Как предупреждал Джамбаттиста Вико почти два с половиной столетия назад, слова как отражение человеческого сознания остаются во времени неизменными, но смысл, им придаваемый, постоянно меняется. Если мы обратимся к первоначальным значениям терминов, использовавшихся для описания Екатерины II и ее политики в XVIII веке, то увидим, что они не совпадают с тем значением, какое придают этим словам современные авторы. Термины «либерализм» и «консерватизм» предполагают существование ясно сформулированных модерных идеологических альтернатив, которые императрица могла бы свободно принять или отвергнуть, однако фактически такие альтернативы в то время еще не осознавались; и потому неудивительно, что термины «либеральный» и «консервативный» не применялись и не могли применяться современниками к Екатерине II или, если уж об этом говорить, к кому бы то ни было из ее царственных коллег. С другой стороны, о Екатерине II говорили (и сама она говорила о себе) как о республиканке; но подразумевала она совсем не то, что полагают те, кто приравнивает республиканизм к либерализму. Лишь с приходом Французской революции эти три ярлыка приобретают то специфическое новое (модерное) значение, с которым мы связываем их теперь. Из этого следует, что использовать послереволюционную терминологию для описания дореволюционной политической деятельности неверно, и те, кто к ней прибегает, совершают самую частую ошибку историков — накладывают современную модель на прошлое{111}. Было бы и полезнее, и профессиональнее сосредоточиться на рассмотрении системы взглядов, в рамках которой и сама императрица, и ее современники воспринимали ее деятельность.

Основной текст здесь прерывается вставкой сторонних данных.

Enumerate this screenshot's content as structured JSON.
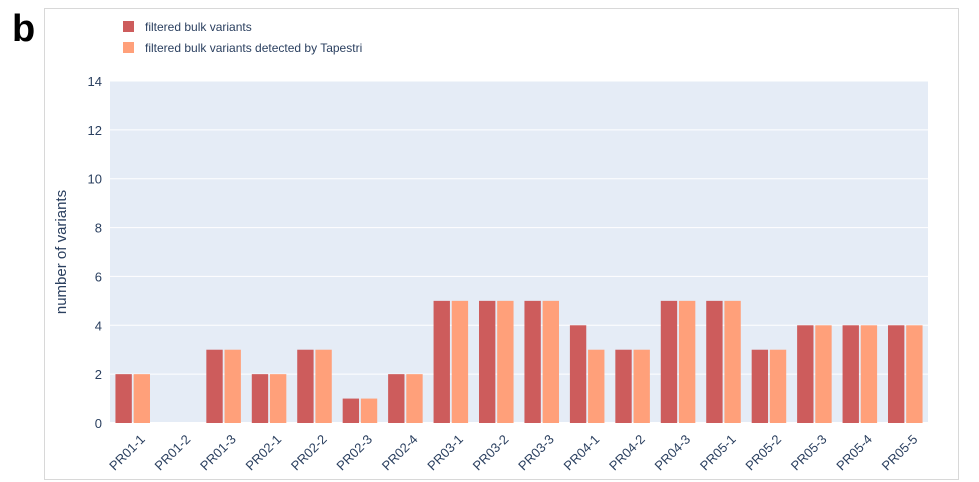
{
  "panel_label": "b",
  "chart_data": {
    "type": "bar",
    "title": "",
    "xlabel": "",
    "ylabel": "number of variants",
    "ylim": [
      0,
      14
    ],
    "yticks": [
      0,
      2,
      4,
      6,
      8,
      10,
      12,
      14
    ],
    "grid": true,
    "legend_position": "top-left",
    "plot_background": "#e5ecf6",
    "categories": [
      "PR01-1",
      "PR01-2",
      "PR01-3",
      "PR02-1",
      "PR02-2",
      "PR02-3",
      "PR02-4",
      "PR03-1",
      "PR03-2",
      "PR03-3",
      "PR04-1",
      "PR04-2",
      "PR04-3",
      "PR05-1",
      "PR05-2",
      "PR05-3",
      "PR05-4",
      "PR05-5"
    ],
    "series": [
      {
        "name": "filtered bulk variants",
        "color": "#cd5c5c",
        "values": [
          2,
          0,
          3,
          2,
          3,
          1,
          2,
          5,
          5,
          5,
          4,
          3,
          5,
          5,
          3,
          4,
          4,
          4
        ]
      },
      {
        "name": "filtered bulk variants detected by Tapestri",
        "color": "#ffa07a",
        "values": [
          2,
          0,
          3,
          2,
          3,
          1,
          2,
          5,
          5,
          5,
          3,
          3,
          5,
          5,
          3,
          4,
          4,
          4
        ]
      }
    ]
  }
}
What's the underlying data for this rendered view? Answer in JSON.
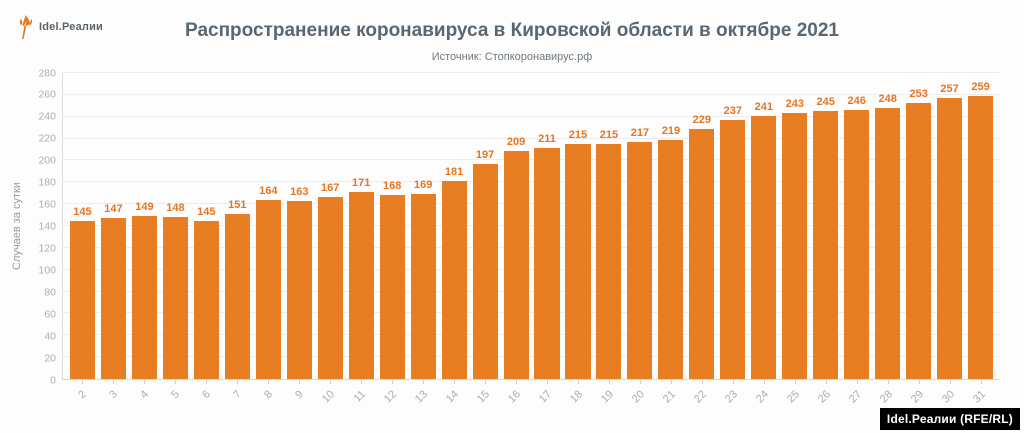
{
  "header": {
    "logo_text": "Idel.Реалии",
    "title": "Распространение коронавируса в Кировской области в октябре 2021",
    "subtitle": "Источник: Стопкоронавирус.рф"
  },
  "chart_data": {
    "type": "bar",
    "categories": [
      2,
      3,
      4,
      5,
      6,
      7,
      8,
      9,
      10,
      11,
      12,
      13,
      14,
      15,
      16,
      17,
      18,
      19,
      20,
      21,
      22,
      23,
      24,
      25,
      26,
      27,
      28,
      29,
      30,
      31
    ],
    "values": [
      145,
      147,
      149,
      148,
      145,
      151,
      164,
      163,
      167,
      171,
      168,
      169,
      181,
      197,
      209,
      211,
      215,
      215,
      217,
      219,
      229,
      237,
      241,
      243,
      245,
      246,
      248,
      253,
      257,
      259
    ],
    "title": "Распространение коронавируса в Кировской области в октябре 2021",
    "xlabel": "",
    "ylabel": "Случаев за сутки",
    "ylim": [
      0,
      280
    ],
    "yticks": [
      0,
      20,
      40,
      60,
      80,
      100,
      120,
      140,
      160,
      180,
      200,
      220,
      240,
      260,
      280
    ],
    "grid": true,
    "legend": false,
    "bar_labels_shown": true
  },
  "colors": {
    "bar": "#E87E23",
    "bar_value_label": "#E87420",
    "title_text": "#5B6770",
    "axis_text": "#A9AEB4",
    "gridline": "#ECECEC",
    "badge_bg": "#000000",
    "badge_text": "#FFFFFF",
    "logo_orange": "#E87722"
  },
  "footer": {
    "badge": "Idel.Реалии (RFE/RL)"
  }
}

Такой подход должен дать более надежную основу для суждения о правлении Екатерины, суждения, которое, надеюсь, избежит двойной западни — анахронизма в системе взглядов и анахронизма в терминологии. Давайте возьмем один политический термин, который связывают с Екатериной II еще с ее эпохи, изучим эту неуловимую «душу республиканки» и выясним, что сама Екатерина под этим подразумевала.